# Windows 7 install on a Dell D610 laptop



## catilley (Sep 25, 2009)

I've downloaded the Windows 7 advisor for this laptop, and it basically said that Windows Vista/7 could not be ran on it. However, I've read, most lately on Leo's column, that he installed Home Premium 32 bit on that very same laptop for his wife, and he is an expert at computer advice. My laptop, like his, has all available features and specs for it. The only problem is the "Aero" feature, that I don't need on it anyway. I have a new PC with Windows 7. Microsoft is always saying that Windows 7 won't run on a lot of older computers, when in fact it will. Do any of you see a problem with this install? I would like the Pro version on it.


----------



## htucker (Aug 27, 2009)

I'm running a desktop from around that erra with Windows 7 on it. Runs quite well. Two considerations: How much RAM does the system have? What is the Video card on it?


----------



## catilley (Sep 25, 2009)

htucker, thanks for the reply. It has 2GB RAM (as does my new PC with Windows 7 does) and I don't know about the video card. The video card is integrated with other parts on a laptop, that's the difference from a desktop. You can obtain parts for less. But I do know that the laptop has all of the features that Dell offered for it. It's a Latitude D610. I've even seen on eBay where C640's (seven years old) have Windows 7 for sale.


----------



## htucker (Aug 27, 2009)

catilley,
it has enough RAM to run it smoothly.
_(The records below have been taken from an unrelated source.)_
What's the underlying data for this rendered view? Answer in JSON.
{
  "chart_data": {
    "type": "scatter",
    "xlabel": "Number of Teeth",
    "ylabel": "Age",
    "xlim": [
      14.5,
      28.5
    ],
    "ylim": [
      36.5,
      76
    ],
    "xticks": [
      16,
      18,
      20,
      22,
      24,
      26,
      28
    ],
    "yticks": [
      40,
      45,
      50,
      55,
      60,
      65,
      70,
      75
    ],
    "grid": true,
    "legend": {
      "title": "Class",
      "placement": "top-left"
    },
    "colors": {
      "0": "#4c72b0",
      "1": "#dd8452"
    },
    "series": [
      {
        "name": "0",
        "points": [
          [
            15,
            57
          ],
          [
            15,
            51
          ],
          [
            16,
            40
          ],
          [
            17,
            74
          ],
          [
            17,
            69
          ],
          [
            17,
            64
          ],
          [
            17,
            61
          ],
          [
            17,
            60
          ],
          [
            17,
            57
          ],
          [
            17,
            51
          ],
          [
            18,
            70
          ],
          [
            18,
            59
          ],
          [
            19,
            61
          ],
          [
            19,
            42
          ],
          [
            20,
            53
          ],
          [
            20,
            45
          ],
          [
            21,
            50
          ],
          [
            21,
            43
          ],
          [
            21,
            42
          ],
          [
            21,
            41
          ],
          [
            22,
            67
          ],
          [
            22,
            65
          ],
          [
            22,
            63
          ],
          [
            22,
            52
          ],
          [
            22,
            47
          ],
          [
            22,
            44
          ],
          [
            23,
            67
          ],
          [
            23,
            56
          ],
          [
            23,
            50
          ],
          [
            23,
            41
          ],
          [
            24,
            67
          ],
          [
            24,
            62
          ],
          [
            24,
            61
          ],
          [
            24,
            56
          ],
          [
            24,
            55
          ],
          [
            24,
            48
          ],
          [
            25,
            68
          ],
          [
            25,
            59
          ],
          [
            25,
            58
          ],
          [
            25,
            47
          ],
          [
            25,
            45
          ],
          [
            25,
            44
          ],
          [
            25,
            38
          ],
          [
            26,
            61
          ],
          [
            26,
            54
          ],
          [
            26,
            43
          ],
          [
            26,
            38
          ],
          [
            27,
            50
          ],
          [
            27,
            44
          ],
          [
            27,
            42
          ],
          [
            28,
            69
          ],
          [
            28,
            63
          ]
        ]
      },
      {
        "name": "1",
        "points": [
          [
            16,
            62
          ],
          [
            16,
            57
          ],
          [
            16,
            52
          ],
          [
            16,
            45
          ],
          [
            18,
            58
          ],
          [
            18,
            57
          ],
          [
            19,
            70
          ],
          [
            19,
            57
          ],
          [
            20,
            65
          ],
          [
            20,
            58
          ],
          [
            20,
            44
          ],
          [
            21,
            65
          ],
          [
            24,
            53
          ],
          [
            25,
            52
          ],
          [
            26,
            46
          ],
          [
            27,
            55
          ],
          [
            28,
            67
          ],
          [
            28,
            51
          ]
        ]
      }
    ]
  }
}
The advanced graphic features of 7 like Aero will probably not work on it if it has the older integrated intel video card.


----------



## catilley (Sep 25, 2009)

That's the video card, Intel. You're right, I won't be able to get all of the features, but there are a couple of Vista drivers that I can (and will have to) apply in order for it to work. The Intel wi-fi is one of them. But I'm determined to make it work. There are some 2003-2004 era Optiplex desktops that runs it fine. But as you probably know, you can swap parts in a desktop a lot easier than a laptop. There's so many intergrated parts in laptops to make room for everything.


----------



## catilley (Sep 25, 2009)

I got it done and all is good. The screen doesn't look as good as this one (it's only a month old), but it runs just as smooth, in some ways better. Those Latitudes were built for professionals, and there are still many around. I can live without the Aero on it. And it won't run Virtual PC, the processor doesn't support it. But there's a different one I'm going to check out.


----------